China Society of Automotive Engineers clearly defines and classifies intelligent cockpits in its jointly released white paper. The classification system is based on capabilities achieved by intelligent cockpits, comprehensively considers the three dimensions of human-machine interaction capabilities, scenario expansion capabilities, and connected service capabilities, and subdivides intelligent cockpits into five levels from L0 to L4.
With the wide adoption of AI foundation models in intelligent cockpits, HMI capabilities have crossed the boundary of L1 perceptual intelligence and entered a new stage of L2 cognitive intelligence.
Specifically, in the stage of perceptual intelligence, intelligent cockpit mainly relies on the in-cabin sensor system, such as cameras, microphones and touch screens, to capture and identify the behavior, voice and gesture information of driver and passengers, and then convert the information into machine-recognizable data. However, limited by established rules and algorithm framework, the cockpit interaction system in this stage still lacks the capability of independent decision and self-optimization, which is mainly reflected in the passive response to input information.
After entering the cognitive intelligence stage, intelligent cockpits can comprehensively analyze multiple data types such as voice, vision and touch by virtue of powerful multimodal processing capabilities of foundation model technology.

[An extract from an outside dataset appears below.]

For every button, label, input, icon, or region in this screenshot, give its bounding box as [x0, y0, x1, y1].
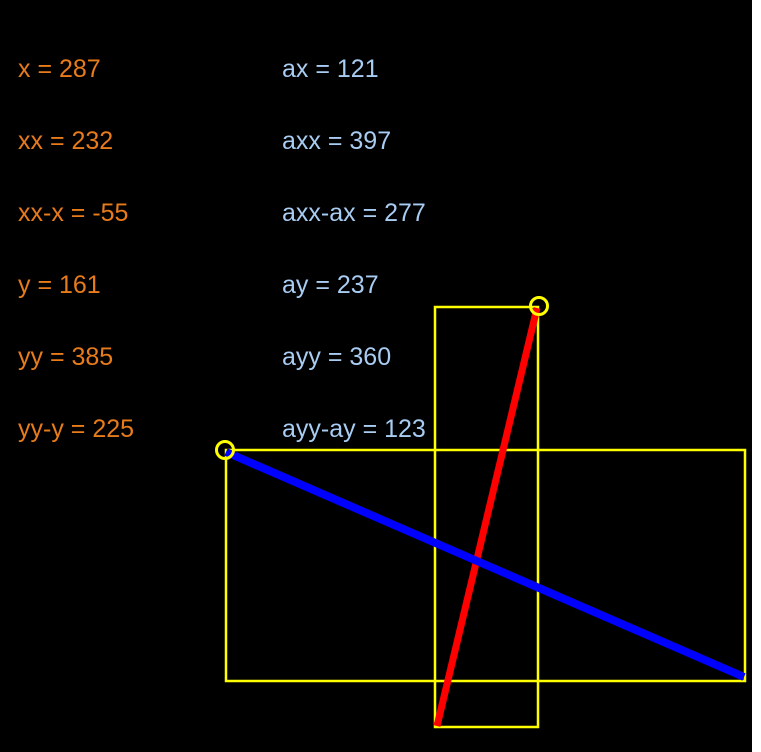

This feature makes intelligent cockpits highly intelligent and humanized, able to actively think and serve, as well as keenly perceive actual needs of the driver and passengers, providing users with personalized HMI services. perceives
Case 1: SenseAuto introduced an intelligent cockpit AI foundation model product, A New Member For U, at the 2024 SenseAuto AI DAY. It can be regarded as the "Jarvis" on the vehicle, which can weigh up occupants' words and observe their expressions, actively think, serve, and plan. For example, on the road, it can actively turn up the air conditioner temperature and lower music volume for the sleeping children in the rear seat, and adjust the chassis and driving mode to the comfort mode to create a more comfortable sleeping environment. In addition, it can actively detect the physical condition of occupants, find the nearest hospital for the sick ones, and plan the route.
Case 2: NOMI Agents, NIO's multi-agent framework, uses AI foundation models to reconstruct NOMI's cognition and complex task processing capabilities, allowing it to learn to use tools, for example, calling search, navigation, and reservation services. Meanwhile, according to complexity and time span of the task, NOMI is able to perform complex planning and scheduling. For example, among NOMI's six core multi-agent functions, "NOMI DJ" recommends a playlist that suits the context to users based on their needs, and actively creates an atmosphere; "NOMI Exploration" understands based on spatial orientation, matches map data and world knowledge, and answers children's questions, for example, "what is the tower on the side?".